Autonomous mobile robots have in recent years started to enter households in the form of autonomous vacuum cleaners and lawn mowers. The applicability of more advanced and general purpose service robots is almost endless. That is, robots that can perform a variety of tasks, instead of being specialized for a single task. To this end, there are some fundamental challenges that need to be addressed. One of the key capabilities of an autonomous mobile robot is navigation. To achieve truly autonomous navigation, the robot has to be able to localize itself, plan, execute, and update a path that takes it to its desired location, and to generate a map on-the-fly of its environment if the environment is unknown or changing. This thesis focuses on the latter two of these challenges, planning and mapping. More specifically, we investigate in the scenario where the robot lacks any prior knowledge of the environment, referred to as autonomous exploration.
One of the most important insights throughout the thesis is that these challenges should not be examined in isolation. As these are generally not the main tasks, a truly autonomous mobile robot shall perform; instead, they are necessities to fulfill higher-level tasks. Therefore, aspects such as flexibility and scalability should be regarded higher than simply accomplishing the task as efficiently or quickly as possible.

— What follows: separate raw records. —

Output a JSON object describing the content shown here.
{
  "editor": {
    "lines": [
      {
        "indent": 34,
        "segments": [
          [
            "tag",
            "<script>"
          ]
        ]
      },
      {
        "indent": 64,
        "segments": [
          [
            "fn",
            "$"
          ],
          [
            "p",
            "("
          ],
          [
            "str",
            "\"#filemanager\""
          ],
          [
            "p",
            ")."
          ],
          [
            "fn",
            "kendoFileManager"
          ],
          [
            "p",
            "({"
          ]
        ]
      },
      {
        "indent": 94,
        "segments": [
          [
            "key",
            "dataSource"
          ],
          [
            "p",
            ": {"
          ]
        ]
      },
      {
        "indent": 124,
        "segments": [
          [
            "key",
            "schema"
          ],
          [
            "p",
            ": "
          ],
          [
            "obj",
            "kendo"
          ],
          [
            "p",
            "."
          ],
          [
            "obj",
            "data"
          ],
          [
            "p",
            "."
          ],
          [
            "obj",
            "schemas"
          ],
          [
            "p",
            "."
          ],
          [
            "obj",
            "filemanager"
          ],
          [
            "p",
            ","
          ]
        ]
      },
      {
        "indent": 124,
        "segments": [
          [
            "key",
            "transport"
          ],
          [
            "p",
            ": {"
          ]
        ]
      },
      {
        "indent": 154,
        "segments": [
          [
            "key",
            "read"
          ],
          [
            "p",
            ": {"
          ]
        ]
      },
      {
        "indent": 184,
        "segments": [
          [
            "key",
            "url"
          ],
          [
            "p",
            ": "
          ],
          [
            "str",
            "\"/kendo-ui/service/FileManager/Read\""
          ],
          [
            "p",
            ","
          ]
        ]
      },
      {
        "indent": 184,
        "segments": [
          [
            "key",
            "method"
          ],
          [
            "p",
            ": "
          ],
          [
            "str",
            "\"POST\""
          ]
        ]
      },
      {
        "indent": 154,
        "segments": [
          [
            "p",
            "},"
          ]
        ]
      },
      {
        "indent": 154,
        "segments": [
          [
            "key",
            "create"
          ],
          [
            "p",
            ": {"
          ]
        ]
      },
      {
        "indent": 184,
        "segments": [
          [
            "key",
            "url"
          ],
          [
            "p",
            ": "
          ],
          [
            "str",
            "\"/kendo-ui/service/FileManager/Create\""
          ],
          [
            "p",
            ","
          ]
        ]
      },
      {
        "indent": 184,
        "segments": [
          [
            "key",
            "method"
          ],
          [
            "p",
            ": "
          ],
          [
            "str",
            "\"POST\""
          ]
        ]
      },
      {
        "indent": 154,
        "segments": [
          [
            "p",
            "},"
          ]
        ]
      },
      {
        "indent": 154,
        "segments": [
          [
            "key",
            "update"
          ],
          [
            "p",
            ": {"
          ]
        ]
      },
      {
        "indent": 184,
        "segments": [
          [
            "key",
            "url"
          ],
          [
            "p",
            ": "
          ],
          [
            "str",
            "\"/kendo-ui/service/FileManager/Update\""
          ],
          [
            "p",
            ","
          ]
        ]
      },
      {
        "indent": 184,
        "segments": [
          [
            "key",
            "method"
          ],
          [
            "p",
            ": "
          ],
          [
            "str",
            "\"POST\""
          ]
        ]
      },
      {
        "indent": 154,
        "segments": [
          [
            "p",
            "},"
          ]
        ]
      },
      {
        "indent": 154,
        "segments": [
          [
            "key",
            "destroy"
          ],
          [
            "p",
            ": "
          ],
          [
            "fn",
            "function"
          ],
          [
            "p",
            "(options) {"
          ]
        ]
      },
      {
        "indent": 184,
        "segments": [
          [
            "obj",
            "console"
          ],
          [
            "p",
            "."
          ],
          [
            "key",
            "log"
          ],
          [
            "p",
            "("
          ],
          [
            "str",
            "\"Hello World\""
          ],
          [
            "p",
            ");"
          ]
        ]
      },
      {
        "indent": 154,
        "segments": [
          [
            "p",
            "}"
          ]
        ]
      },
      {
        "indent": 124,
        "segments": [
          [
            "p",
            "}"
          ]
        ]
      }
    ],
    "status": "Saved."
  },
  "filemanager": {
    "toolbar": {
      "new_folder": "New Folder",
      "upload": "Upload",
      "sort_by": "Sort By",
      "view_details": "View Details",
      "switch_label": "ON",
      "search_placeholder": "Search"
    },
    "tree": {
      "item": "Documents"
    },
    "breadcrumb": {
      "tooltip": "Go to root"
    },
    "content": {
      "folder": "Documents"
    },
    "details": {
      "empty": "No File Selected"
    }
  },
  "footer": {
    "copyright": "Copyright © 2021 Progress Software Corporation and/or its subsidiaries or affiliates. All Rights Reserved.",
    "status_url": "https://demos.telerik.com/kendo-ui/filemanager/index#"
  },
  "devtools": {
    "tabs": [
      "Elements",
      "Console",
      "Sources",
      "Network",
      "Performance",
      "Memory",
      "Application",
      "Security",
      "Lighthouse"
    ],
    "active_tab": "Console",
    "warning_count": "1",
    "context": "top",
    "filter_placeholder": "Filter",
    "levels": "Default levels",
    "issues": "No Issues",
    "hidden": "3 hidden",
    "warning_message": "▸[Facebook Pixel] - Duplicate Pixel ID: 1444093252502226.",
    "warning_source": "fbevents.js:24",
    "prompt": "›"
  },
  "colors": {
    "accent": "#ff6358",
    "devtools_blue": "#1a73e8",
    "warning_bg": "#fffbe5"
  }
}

Another insight, specifically regarding mapping, comes from surveying both consumers, the ones using the maps, and producers, the ones creating the maps. Ideally, a mapping framework should be optimized towards both, as it is pointless creating maps that cannot be used as well as assuming data can be extracted from a map in ways that are unfeasible. However, in existing works this is rare.
A third insight, specifically regarding exploration, comes from breaking down typical assumptions and simplifications that are generally applied to make the problem tractable. We show that the problem is often formulated such that it leads to unnecessary greedy behavior, where the expected information gain has too high priority. Not only do we show that with a more general formulation we can achieve better results, but also that the information gain is not important from a long-term perspective.
In this thesis, we present a mapping framework as well as an exploration framework. With these frameworks, we show that flexibility and scalability do not necessarily have to come at the cost of efficiency. We contribute the mapping framework, UFOMap, and the exploration framework, UFOExplorer, open-source to the community such that others can further develop and build upon them.